Einde bonusplafond in zicht voor deel financiële sector?
08-03-2018
Het Financieele Dagblad heeft deze week meerdere malen aandacht besteed aan de beloningsregels uit de Wft. Zo kopte de krant afgelopen maandag “Einde bonusplafond in zicht voor deel financiële sector”. Nog voordat de evaluatie Wet beloningsbeleid financiële ondernemingen (“Wbfo”) überhaupt is gepubliceerd, is er al veel te doen om deze wetgeving. En dat is eigenlijk niets nieuws onder de zon (zie ook onze eerdere Legal Update over de eerste bevindingen van de Wbfo).
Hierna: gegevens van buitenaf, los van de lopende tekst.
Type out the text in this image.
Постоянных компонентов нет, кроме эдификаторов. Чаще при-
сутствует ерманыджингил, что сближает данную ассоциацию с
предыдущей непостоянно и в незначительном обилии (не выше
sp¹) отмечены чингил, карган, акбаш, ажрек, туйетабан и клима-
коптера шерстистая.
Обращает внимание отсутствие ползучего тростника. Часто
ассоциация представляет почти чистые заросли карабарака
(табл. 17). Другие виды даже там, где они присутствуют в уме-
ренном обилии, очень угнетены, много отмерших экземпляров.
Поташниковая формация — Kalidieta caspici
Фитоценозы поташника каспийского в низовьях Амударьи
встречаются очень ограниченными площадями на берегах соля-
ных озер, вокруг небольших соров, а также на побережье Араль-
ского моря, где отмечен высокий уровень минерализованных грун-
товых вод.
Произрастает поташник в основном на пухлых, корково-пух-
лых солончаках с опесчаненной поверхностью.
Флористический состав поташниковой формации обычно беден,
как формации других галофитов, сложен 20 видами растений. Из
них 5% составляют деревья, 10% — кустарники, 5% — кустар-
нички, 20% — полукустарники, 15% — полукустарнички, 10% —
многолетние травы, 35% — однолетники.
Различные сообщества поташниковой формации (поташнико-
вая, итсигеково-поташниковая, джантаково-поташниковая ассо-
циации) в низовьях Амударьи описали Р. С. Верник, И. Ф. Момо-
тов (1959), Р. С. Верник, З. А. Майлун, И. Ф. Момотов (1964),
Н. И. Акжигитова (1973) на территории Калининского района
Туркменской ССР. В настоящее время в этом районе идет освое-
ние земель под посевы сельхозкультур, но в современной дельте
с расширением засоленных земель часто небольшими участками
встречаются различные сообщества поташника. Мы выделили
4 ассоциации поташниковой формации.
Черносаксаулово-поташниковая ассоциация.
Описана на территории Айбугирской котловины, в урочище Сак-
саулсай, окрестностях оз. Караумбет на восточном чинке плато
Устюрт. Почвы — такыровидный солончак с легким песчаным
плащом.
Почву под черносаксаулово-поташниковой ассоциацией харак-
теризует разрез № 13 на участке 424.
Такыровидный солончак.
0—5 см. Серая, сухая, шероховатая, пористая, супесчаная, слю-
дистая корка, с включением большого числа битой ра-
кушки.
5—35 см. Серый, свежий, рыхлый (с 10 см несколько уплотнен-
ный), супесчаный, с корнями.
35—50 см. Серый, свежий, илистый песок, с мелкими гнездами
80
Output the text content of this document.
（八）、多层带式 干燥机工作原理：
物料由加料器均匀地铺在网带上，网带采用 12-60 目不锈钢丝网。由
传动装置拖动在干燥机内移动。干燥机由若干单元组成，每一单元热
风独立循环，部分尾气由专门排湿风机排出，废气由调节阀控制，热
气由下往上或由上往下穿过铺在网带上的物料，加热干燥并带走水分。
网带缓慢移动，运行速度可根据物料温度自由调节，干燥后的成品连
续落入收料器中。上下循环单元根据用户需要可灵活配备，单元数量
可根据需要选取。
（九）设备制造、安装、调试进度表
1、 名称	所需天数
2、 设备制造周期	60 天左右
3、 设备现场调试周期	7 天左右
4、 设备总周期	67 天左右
De aanleiding voor deze berichtgeving in het Financieele Dagblad is de discussie in de Tweede Kamer omtrent het al dan niet wijzigen van de Wbfo. Deze discussie is te herleiden naar een beleidswijziging van DNB, welke heeft plaatsgevonden naar aanleiding van Europese druk. De wijziging houdt kort gezegd in dat de uitzondering voor ‘plaatselijke ondernemingen’ op het toepassingsbereik van de Capital Requirements Regulation (“CRR”) strikter zal worden uitgelegd. Door striktere uitleg van het begrip “plaatselijke onderneming” vallen handelaren voor eigen rekening niet langer onder de uitzondering en komen zij aldus onder het toepassingsbereik van CRR.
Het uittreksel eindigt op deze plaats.